Results of the correlation and bi-clustering analysis by MINE algorithm. Note that the significance scores are not only the correlation coefficients, but also the complexity scores and the association scores.


4.- Graphical analysis of the results

miRTarVis+ has a powerful graphical interface that allows an interactive representation of the relationships betweeen miRNAs and their targets, together with the expression levels. For getting a graphical representation of the results, click in the "VISUALIZE" section of the upper navigation bar. You have two tastes of graphical representation: node link diagram and treemap. This is how will look like the "Node link diagram" of our data after all the analysis:

Node link diagram of the processed data. Here you can visualize the miRNA-target relationships together with the relative expression levels of each gene. In the upper scale you have a color-coded representation of the expression levels. This diagram is totally interactive, and you can get information about the expression levels of each gene or miRNA by just pointing with the mouse over it. In the upper hand-side the "Menu" tab allows the user to change the visualization options of the diagram.

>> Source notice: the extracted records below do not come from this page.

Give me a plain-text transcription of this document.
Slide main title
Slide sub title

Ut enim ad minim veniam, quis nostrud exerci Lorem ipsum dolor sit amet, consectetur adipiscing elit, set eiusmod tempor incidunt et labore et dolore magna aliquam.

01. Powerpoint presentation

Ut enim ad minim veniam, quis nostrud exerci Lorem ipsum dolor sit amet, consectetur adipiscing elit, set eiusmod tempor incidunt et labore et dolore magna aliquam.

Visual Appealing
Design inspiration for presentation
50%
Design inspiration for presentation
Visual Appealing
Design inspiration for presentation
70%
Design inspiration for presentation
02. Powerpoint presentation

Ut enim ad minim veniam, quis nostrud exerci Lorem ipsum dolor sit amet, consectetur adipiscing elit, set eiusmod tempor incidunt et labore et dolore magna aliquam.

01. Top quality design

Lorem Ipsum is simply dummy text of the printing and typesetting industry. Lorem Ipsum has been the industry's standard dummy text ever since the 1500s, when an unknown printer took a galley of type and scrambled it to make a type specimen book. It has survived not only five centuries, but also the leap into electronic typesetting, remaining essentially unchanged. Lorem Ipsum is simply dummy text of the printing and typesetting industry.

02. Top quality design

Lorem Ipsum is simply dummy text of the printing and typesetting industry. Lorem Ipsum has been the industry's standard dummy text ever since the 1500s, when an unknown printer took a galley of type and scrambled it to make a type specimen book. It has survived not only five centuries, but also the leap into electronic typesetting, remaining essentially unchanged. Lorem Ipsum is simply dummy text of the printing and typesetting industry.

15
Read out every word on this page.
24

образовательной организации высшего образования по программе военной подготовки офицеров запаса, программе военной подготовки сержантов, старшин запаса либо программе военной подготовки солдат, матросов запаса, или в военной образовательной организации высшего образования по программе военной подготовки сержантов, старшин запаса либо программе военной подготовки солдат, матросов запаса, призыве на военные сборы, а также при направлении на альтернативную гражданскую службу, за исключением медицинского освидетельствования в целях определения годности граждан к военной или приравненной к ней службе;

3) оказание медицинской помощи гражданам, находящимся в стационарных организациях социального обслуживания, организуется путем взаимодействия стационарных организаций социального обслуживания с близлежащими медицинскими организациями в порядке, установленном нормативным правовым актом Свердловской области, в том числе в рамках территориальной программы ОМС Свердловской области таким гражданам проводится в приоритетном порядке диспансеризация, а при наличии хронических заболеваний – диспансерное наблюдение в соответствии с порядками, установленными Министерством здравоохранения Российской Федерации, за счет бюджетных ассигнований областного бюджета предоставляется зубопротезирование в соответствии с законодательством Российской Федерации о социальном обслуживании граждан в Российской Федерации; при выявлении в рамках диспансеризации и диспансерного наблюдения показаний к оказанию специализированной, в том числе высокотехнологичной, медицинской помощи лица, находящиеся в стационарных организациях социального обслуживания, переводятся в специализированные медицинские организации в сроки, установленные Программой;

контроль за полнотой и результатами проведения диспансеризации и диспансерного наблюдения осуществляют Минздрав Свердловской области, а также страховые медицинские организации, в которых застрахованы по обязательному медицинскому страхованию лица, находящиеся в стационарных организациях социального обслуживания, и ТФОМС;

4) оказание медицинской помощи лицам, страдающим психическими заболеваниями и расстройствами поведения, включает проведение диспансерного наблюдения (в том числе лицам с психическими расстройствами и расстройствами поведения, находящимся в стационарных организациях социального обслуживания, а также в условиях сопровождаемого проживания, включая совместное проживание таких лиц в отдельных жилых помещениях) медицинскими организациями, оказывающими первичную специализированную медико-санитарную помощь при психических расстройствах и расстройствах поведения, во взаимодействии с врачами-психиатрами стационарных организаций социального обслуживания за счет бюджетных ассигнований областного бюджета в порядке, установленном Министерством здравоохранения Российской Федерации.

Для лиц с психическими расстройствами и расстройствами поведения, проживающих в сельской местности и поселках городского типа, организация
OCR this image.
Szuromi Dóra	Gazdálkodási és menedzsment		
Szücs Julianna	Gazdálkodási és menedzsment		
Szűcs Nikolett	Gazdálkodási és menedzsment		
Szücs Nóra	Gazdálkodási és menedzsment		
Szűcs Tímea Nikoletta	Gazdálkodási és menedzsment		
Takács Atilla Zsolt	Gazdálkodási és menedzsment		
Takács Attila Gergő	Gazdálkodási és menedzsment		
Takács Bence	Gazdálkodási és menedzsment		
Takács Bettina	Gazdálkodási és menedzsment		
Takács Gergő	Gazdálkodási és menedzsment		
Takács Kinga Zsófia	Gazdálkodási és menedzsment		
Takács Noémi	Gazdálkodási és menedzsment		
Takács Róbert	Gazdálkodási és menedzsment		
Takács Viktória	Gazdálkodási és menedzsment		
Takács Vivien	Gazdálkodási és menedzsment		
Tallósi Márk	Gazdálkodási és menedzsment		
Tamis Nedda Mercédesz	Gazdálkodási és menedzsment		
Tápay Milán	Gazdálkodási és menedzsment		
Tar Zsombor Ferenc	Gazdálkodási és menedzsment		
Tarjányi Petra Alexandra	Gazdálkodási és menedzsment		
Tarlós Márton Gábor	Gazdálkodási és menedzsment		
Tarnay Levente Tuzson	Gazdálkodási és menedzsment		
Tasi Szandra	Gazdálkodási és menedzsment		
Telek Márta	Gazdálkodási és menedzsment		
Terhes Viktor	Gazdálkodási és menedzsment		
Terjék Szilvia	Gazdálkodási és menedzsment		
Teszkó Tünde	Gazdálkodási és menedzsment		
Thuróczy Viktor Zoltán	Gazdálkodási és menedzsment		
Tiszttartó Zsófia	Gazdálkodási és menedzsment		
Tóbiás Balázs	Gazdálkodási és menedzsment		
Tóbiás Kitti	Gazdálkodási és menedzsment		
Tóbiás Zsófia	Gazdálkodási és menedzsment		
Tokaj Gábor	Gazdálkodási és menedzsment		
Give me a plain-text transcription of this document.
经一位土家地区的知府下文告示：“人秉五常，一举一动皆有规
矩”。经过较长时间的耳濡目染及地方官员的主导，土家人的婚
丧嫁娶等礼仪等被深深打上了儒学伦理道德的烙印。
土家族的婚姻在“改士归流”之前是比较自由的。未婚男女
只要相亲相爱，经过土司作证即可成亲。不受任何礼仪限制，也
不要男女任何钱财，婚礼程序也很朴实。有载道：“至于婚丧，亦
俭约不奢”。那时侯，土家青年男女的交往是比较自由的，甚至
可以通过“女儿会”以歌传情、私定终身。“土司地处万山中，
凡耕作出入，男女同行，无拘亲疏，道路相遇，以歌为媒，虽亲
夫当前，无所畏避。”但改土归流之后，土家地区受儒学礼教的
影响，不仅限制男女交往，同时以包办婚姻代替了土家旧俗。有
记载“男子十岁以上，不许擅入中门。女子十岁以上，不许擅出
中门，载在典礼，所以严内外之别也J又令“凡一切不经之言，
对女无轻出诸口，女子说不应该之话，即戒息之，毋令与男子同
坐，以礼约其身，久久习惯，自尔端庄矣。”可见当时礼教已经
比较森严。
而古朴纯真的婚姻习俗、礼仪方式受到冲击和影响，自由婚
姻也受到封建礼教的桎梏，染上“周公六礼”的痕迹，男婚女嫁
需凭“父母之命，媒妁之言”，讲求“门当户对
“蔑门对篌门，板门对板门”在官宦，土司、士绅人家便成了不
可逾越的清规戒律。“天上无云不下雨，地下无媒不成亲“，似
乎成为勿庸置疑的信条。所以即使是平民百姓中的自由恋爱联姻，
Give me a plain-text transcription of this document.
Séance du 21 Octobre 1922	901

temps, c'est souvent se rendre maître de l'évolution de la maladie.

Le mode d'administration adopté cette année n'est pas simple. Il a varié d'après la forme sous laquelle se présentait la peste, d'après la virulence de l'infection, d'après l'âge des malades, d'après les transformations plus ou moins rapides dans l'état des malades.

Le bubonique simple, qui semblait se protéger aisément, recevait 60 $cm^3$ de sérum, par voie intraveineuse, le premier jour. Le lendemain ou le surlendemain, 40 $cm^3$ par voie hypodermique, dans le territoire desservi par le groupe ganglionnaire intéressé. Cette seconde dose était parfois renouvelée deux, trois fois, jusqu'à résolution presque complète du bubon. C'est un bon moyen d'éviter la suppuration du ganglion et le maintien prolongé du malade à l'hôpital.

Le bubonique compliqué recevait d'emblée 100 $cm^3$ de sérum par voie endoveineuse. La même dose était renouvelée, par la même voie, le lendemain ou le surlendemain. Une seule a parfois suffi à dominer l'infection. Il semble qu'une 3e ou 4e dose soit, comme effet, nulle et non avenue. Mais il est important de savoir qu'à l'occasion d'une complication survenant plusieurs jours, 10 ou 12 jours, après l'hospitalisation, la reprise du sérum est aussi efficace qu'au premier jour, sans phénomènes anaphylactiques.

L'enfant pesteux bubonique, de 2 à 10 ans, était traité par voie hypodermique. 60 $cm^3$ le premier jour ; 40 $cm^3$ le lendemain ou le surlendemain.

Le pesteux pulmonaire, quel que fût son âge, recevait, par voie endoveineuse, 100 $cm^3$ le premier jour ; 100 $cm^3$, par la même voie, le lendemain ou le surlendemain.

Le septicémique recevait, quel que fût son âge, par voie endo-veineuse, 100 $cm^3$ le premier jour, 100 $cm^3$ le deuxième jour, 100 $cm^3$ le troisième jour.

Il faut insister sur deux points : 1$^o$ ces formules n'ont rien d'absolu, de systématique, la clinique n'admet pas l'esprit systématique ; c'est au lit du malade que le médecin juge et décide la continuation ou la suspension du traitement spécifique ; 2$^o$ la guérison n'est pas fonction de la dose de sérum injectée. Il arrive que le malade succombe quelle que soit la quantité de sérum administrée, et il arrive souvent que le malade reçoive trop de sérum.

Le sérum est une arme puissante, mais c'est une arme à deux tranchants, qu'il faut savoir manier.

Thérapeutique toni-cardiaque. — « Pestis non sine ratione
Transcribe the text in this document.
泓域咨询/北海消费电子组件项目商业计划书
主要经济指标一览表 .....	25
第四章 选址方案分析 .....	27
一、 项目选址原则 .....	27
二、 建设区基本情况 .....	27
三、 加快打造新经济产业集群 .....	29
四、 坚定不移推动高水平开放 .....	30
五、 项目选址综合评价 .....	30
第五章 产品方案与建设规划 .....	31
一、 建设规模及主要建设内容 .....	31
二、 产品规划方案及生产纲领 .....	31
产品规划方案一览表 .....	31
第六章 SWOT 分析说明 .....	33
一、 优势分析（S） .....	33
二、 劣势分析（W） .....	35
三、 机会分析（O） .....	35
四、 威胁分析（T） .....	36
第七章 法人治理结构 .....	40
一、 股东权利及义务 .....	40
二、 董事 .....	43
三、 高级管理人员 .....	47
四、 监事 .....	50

And this is the aspect of the treemap representation of the results:

Treemap representation of the relationships between miRNAs and their targets, together with the relative expression levels.

Now you can play with different parameters of the analysis, for instance increasing the number of relevant interactions represented. Be careful, since a higher number of relevant miRNA-mRNA interactions could be very difficult to interpret, specially in the graphical representation. For the most "advanced" users, you can think about overlying more information in the interaction network, for instance interaction between coding proteins that can be retrieved from STRING database.

For the study of more complex relationships between miRNAs and targets, other application such as MAGIA2 also consider the presence of feedback loops between miRNAs and transcription factors. You can try the same kind of analysis using the example data in this application and check for the existence of these regulatory loops.